Update 2020-08-29: Abdallah found out that the speed problem (described blow) was the call to matlab.lang.makeValidName not the chosen DOM API.

graphics_toolkit ('qt')
titles = {'citm\_catalog.json (2 MB, mixed)', ...
          'canada.json (2 MB, numeric)', ...
          'large-file.json (26 MB, mixed)'};
for i = 1:3
  subplot (3, 1, i);
  bar ([t.matlab(i,:); t.octave(i,:); t.rapid_json(i,:)]');
  legend ({'Matlab (R2020b, pre)', 'Octave (7.0.0, dev)', ...
           'octave-rapidjson'}, 'Location', 'bestoutside');
  xticklabels({'read','write'});
  ylabel ('time in seconds');
  title (titles{i});
end
../../../../_images/9a4a5760418f14f0e4d9e129fd9c2d05256ecb59de825e49dd205e4d53e34586.png
for i = 1:3
  subplot (3, 1, i);
  bar ([t.jsonio(i,:); t.jsonlab(i,:)]');
  legend ({'JSONio', 'jsonlab'}, 'Location', 'bestoutside');
  xticklabels({'read','write'});
  ylabel ('time in seconds');
  title (titles{i});
end
../../../../_images/799b67b9fe89d4266986a168deeeedb1078a828c79fd1aec7289ad3e4d490e86.png

The results are not as overwhelming as I initially hoped for (they are, see comment above.)

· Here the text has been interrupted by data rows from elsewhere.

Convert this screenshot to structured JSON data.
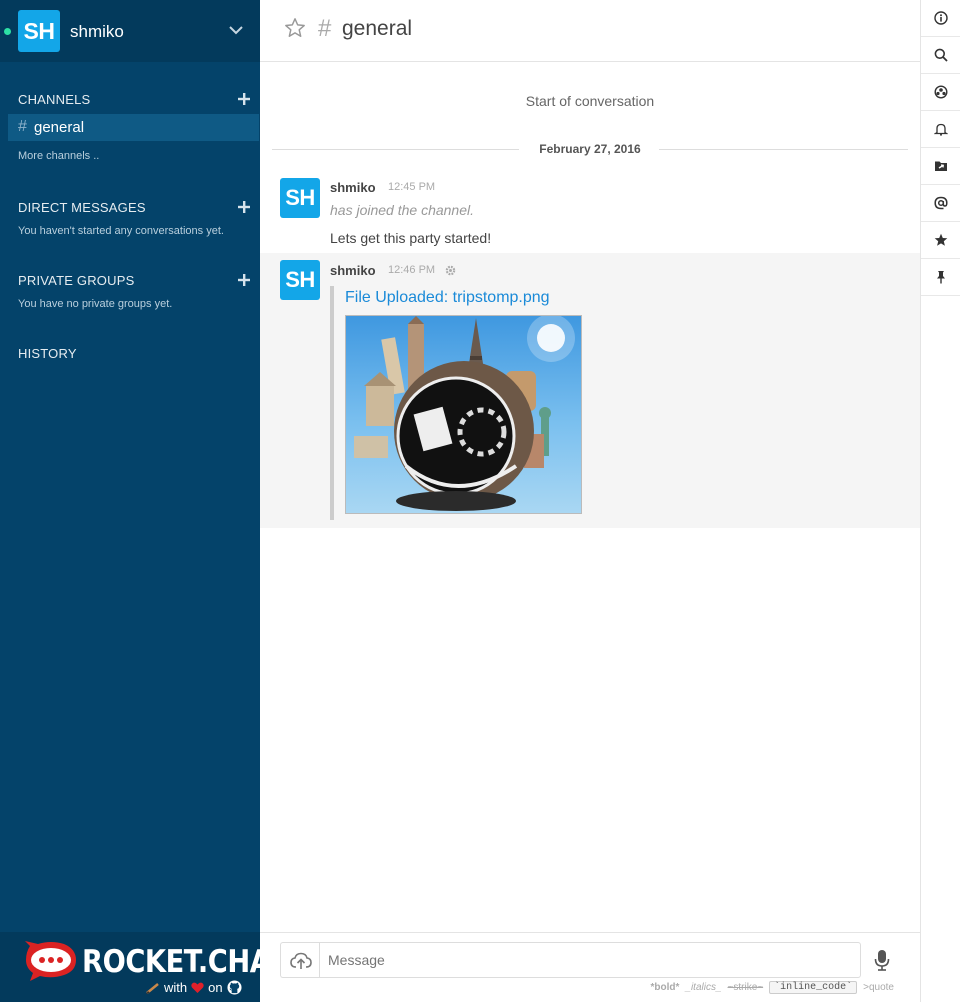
{
  "user": {
    "name": "shmiko",
    "initials": "SH",
    "status": "online"
  },
  "sidebar": {
    "channels_title": "CHANNELS",
    "channels": [
      {
        "hash": "#",
        "name": "general"
      }
    ],
    "more_channels": "More channels ..",
    "direct_messages_title": "DIRECT MESSAGES",
    "direct_messages_empty": "You haven't started any conversations yet.",
    "private_groups_title": "PRIVATE GROUPS",
    "private_groups_empty": "You have no private groups yet.",
    "history_title": "HISTORY"
  },
  "footer": {
    "logo_text": "ROCKET.CHAT",
    "with_label": "with",
    "on_label": "on"
  },
  "room": {
    "hash": "#",
    "name": "general"
  },
  "conversation": {
    "start_label": "Start of conversation",
    "date_separator": "February 27, 2016",
    "messages": [
      {
        "avatar": "SH",
        "user": "shmiko",
        "time": "12:45 PM",
        "system": "has joined the channel.",
        "text": "Lets get this party started!"
      },
      {
        "avatar": "SH",
        "user": "shmiko",
        "time": "12:46 PM",
        "attachment_title": "File Uploaded: tripstomp.png"
      }
    ]
  },
  "composer": {
    "placeholder": "Message",
    "hints": {
      "bold": "*bold*",
      "italics": "_italics_",
      "strike": "~strike~",
      "code": "`inline_code`",
      "quote": ">quote"
    }
  },
  "toolbar": [
    "info-icon",
    "search-icon",
    "members-icon",
    "notifications-icon",
    "files-icon",
    "mentions-icon",
    "starred-icon",
    "pinned-icon"
  ],
  "colors": {
    "sidebar": "#04436a",
    "avatar": "#13a6e8",
    "link": "#1a8ad8",
    "online": "#2de0a5"
  }
}
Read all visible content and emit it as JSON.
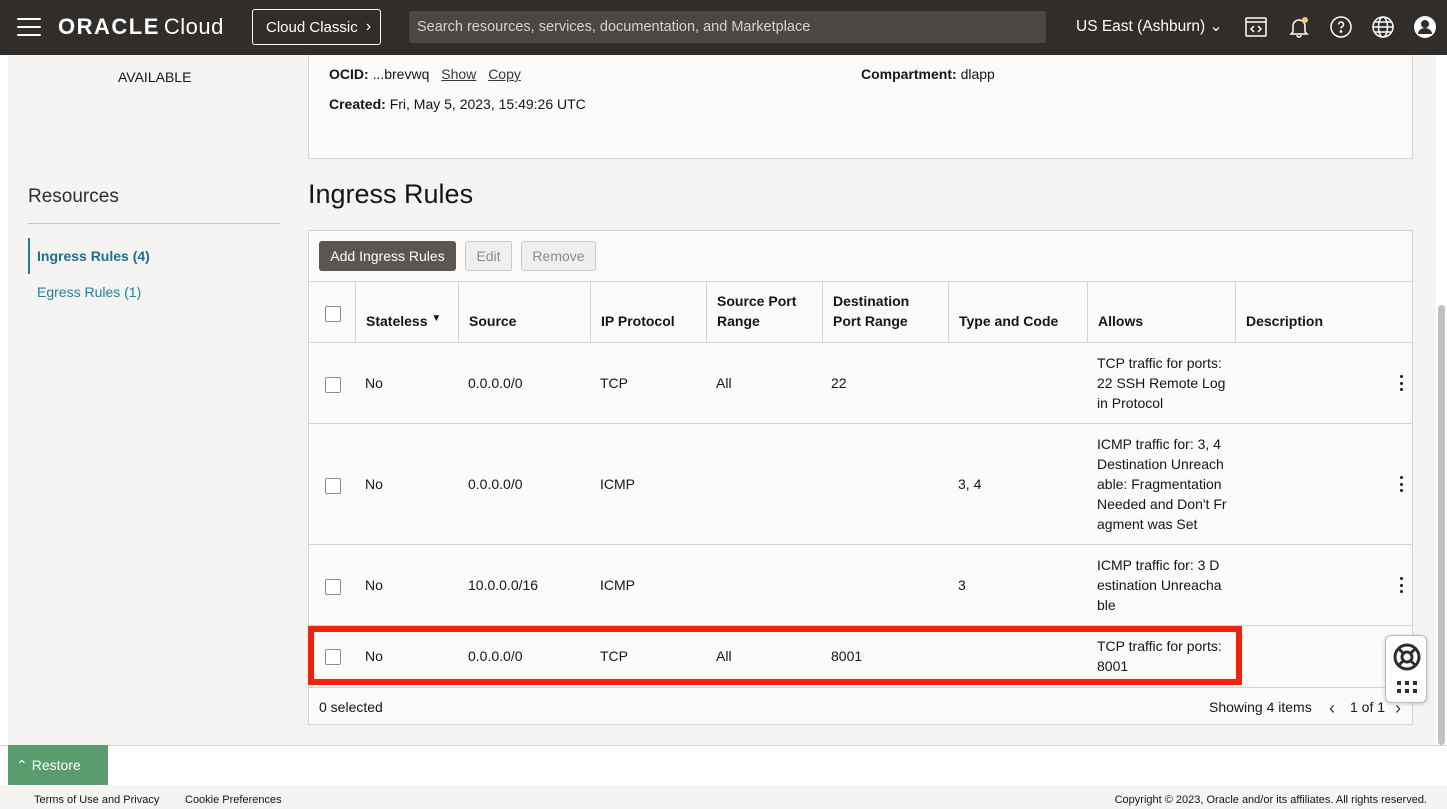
{
  "header": {
    "brand": "ORACLE",
    "product": "Cloud",
    "classic_button": "Cloud Classic",
    "search_placeholder": "Search resources, services, documentation, and Marketplace",
    "region": "US East (Ashburn)",
    "icons": [
      "code-editor-icon",
      "bell-icon",
      "help-icon",
      "globe-icon",
      "user-icon"
    ]
  },
  "left": {
    "status": "AVAILABLE",
    "resources_title": "Resources",
    "items": [
      {
        "label": "Ingress Rules (4)",
        "active": true
      },
      {
        "label": "Egress Rules (1)",
        "active": false
      }
    ]
  },
  "details": {
    "ocid_label": "OCID:",
    "ocid_value": "...brevwq",
    "show": "Show",
    "copy": "Copy",
    "created_label": "Created:",
    "created_value": "Fri, May 5, 2023, 15:49:26 UTC",
    "compartment_label": "Compartment:",
    "compartment_value": "dlapp"
  },
  "section_title": "Ingress Rules",
  "toolbar": {
    "add": "Add Ingress Rules",
    "edit": "Edit",
    "remove": "Remove"
  },
  "table": {
    "columns": [
      "Stateless",
      "Source",
      "IP Protocol",
      "Source Port Range",
      "Destination Port Range",
      "Type and Code",
      "Allows",
      "Description"
    ],
    "rows": [
      {
        "stateless": "No",
        "source": "0.0.0.0/0",
        "protocol": "TCP",
        "src_port": "All",
        "dst_port": "22",
        "type_code": "",
        "allows": "TCP traffic for ports: 22 SSH Remote Login Protocol",
        "description": ""
      },
      {
        "stateless": "No",
        "source": "0.0.0.0/0",
        "protocol": "ICMP",
        "src_port": "",
        "dst_port": "",
        "type_code": "3, 4",
        "allows": "ICMP traffic for: 3, 4 Destination Unreachable: Fragmentation Needed and Don't Fragment was Set",
        "description": ""
      },
      {
        "stateless": "No",
        "source": "10.0.0.0/16",
        "protocol": "ICMP",
        "src_port": "",
        "dst_port": "",
        "type_code": "3",
        "allows": "ICMP traffic for: 3 Destination Unreachable",
        "description": ""
      },
      {
        "stateless": "No",
        "source": "0.0.0.0/0",
        "protocol": "TCP",
        "src_port": "All",
        "dst_port": "8001",
        "type_code": "",
        "allows": "TCP traffic for ports: 8001",
        "description": ""
      }
    ],
    "selected_text": "0 selected",
    "showing_text": "Showing 4 items",
    "page_text": "1 of 1"
  },
  "restore": "Restore",
  "footer": {
    "terms": "Terms of Use and Privacy",
    "cookies": "Cookie Preferences",
    "copyright": "Copyright © 2023, Oracle and/or its affiliates. All rights reserved."
  },
  "colors": {
    "header_bg": "#312d2a",
    "link": "#227e9e",
    "highlight": "#f5210b",
    "restore": "#5a9c6d"
  }
}
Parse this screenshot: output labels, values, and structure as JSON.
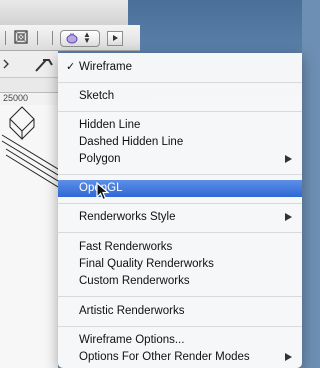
{
  "ruler": {
    "label": "25000"
  },
  "render_mode_menu": {
    "items": [
      {
        "label": "Wireframe",
        "checked": true
      },
      {
        "label": "Sketch"
      },
      {
        "label": "Hidden Line"
      },
      {
        "label": "Dashed Hidden Line"
      },
      {
        "label": "Polygon",
        "submenu": true
      },
      {
        "label": "OpenGL",
        "selected": true
      },
      {
        "label": "Renderworks Style",
        "submenu": true
      },
      {
        "label": "Fast Renderworks"
      },
      {
        "label": "Final Quality Renderworks"
      },
      {
        "label": "Custom Renderworks"
      },
      {
        "label": "Artistic Renderworks"
      },
      {
        "label": "Wireframe Options..."
      },
      {
        "label": "Options For Other Render Modes",
        "submenu": true
      }
    ],
    "check_glyph": "✓"
  },
  "colors": {
    "highlight": "#2f68d6",
    "menu_bg": "#fafafa"
  }
}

The first figure compares the running times of Matlab, Octave, and octave-rapidjson. Both Octave and octave-rapidjson are based on RapidJSON.

It must be the choice of the API (DOM vs. SAX) that slows down the current Octave implementation (DOM) by a factor of 10 to 100 (wrong, see comment above).

octave-rapidjson, using the SAX API, is for the mixed data case not slower than Matlab. But the implementation itself is less Matlab compatible than the current Octave implementation. The choice of DOM for the current Octave implementation was made to achieve best compatibility to Matlab.

On the positive side, in the case of more numeric data (canada.json) the DOM API outperforms the SAX API. Nevertheless, my humble assumption is that mixed data is more common for JSON data files.

The results of JSONio and jsonlab are split into a second figure, as the running times are significantly larger than those of the first figure. For octave-jsonstuff we could due to an error not obtain any results. I’ll inform the maintainer to hopefully in the future repeat this benchmark.

Regarding this benchmark Octave should seriously consider switching to the SAX API and additionally preserve the current Matlab compatibility (see comment above).

GSoC 2020 is over, and Abdallah enriched Octave with a great new feature. When he (or someone else) ports the Octave function matlab.lang.makeValidName to the C++ language, the performance of JSON decoding and encoding is great and compatible to Matlab.